Bibliographie : Bernard Morel, Les joyaux de la couronne de France, Albin Michel, 1988, p.137


samedi 7 janvier 2012

Les adieux à la reine


Les adieux à la reine, le nouveau film de Benoît Jacquot, sortira en France le 21 mars prochain. Auparavant, le 9 février, il sera projeté lors de l’ouverture du Festival de Berlin. Adapté du roman historique de Chantal Thomas, ce long métrage se situe à Versailles, autour du 14 juillet 1789, dans les premiers jours de la révolution française. En ces heures où tout va basculer, la cour est encore isolée du reste de la France, éloignée du tumulte qui bientôt va la submerger. La narratrice de ces événements est Sidonie Laborde (interprétée par Léa Seydoux), lectrice adjointe de la reine. Mais le personnage emblématique de cette histoire est bien entendu Marie-Antoinette elle-même, jouée par Diane Kruger. On retrouvera aussi Virginie Ledoyen (Madame de Polignac), Noémie Lvovsky (Madame Campan) et, dans le rôle d’un Louis XVI bedonnant et caricatural, le réalisateur Xavier Beauvois.
Produit par GMT Productions et doté d’un budget d’environ 7 millions d’euros, le film a été tourné entre le 23 mai et le 11 juillet 2011, en grande partie au château de Versailles et à Chantilly.
Les premières images de Les adieux à la reine ont commencé à circuler sur le net. Occasion d’avoir un aperçu du travail de Christian Gasc, le créateur des costumes.
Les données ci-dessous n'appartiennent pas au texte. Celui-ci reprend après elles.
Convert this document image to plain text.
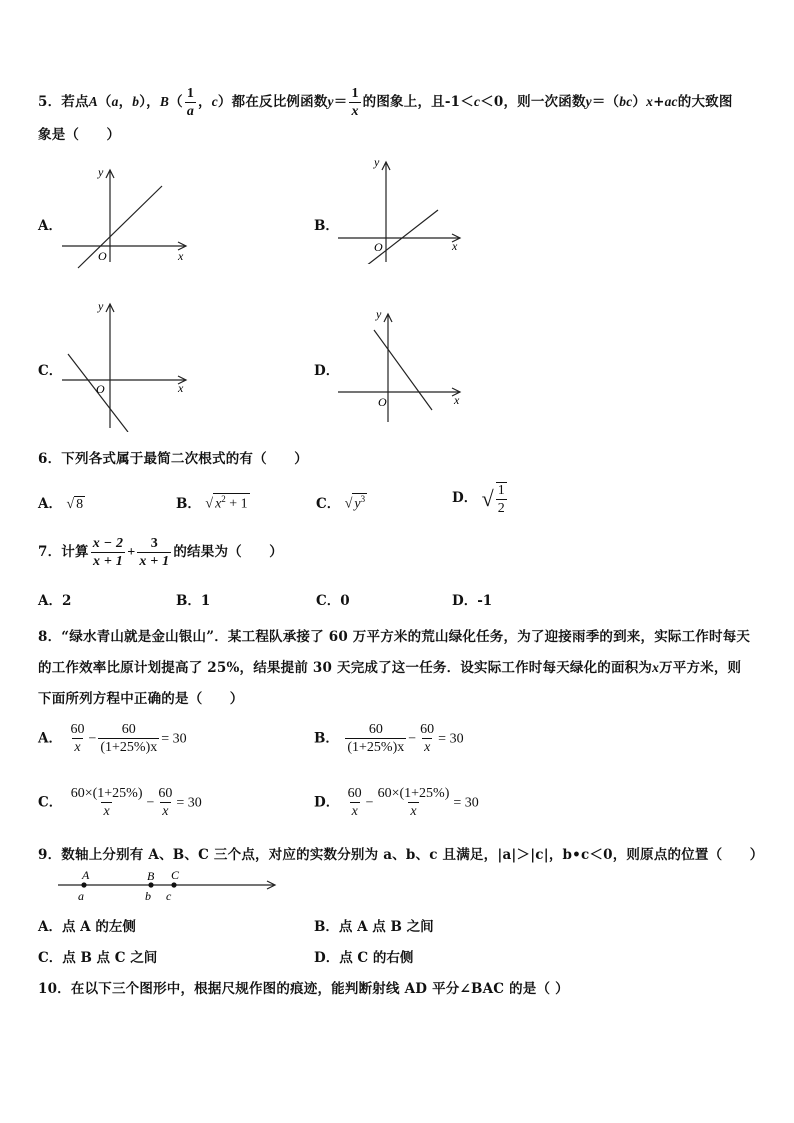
5．若点A（a，b），$B( \frac{1}{a}$ ，c）都在反比例函数$y= \frac{1}{x}$ 的图象上，且-1＜c＜0，则一次函数y＝（bc）x+ac的大致图
象是（　　）
A．
y
x
O
B．
y
x
O
C．
y
x
O
D．
y
x
O
6．下列各式属于最简二次根式的有（　　）
A． √ 8	B． √ $x^2 + 1$	C． √ $y^3$	D． √ $\frac{1}{2}$
7．计算 $\frac{x - 2}{x + 1} + \frac{3}{x + 1}$ 的结果为（　　）
A．2	B．1	C．0	D．-1
8．“绿水青山就是金山银山”．某工程队承接了 60 万平方米的荒山绿化任务，为了迎接雨季的到来，实际工作时每天
的工作效率比原计划提高了 25%，结果提前 30 天完成了这一任务．设实际工作时每天绿化的面积为x万平方米，则
下面所列方程中正确的是（　　）
A． $\frac{60}{x} - \frac{60}{(1+25\%)x} = 30$	B． $\frac{60}{(1+25\%)x} - \frac{60}{x} = 30$
C． $\frac{60\times(1+25\%)}{x} - \frac{60}{x} = 30$	D． $\frac{60}{x} - \frac{60\times(1+25\%)}{x} = 30$
9．数轴上分别有 A、B、C 三个点，对应的实数分别为 a、b、c 且满足，|a|＞|c|，b•c＜0，则原点的位置（　　）
A
a
B
b
C
c
A．点 A 的左侧	B．点 A 点 B 之间
C．点 B 点 C 之间	D．点 C 的右侧
10．在以下三个图形中，根据尺规作图的痕迹，能判断射线 AD 平分∠BAC 的是（ ）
Fidèle à Benoît Jacquot, avec qui il travaille depuis plusieurs années (Au fond des bois, au cinéma, Les faux monnayeurs, Gaspard le bandit, à la télévision, Werther, à l’Opéra-Bastille), le costumier aux trois Césars est un fin connaisseur du XVIIIème siècle. En dépit d’une interprétation souvent très personnelle de la mode de l’époque, de quelques erreurs historiques (coiffures, robes), et d’un certain parti-pris dans le choix des couleurs, on ne peut que saluer, une fois de plus, la qualité de son travail. La sobriété des bijoux est un choix judicieux par rapport à ce qui nous a souvent été donné de voir.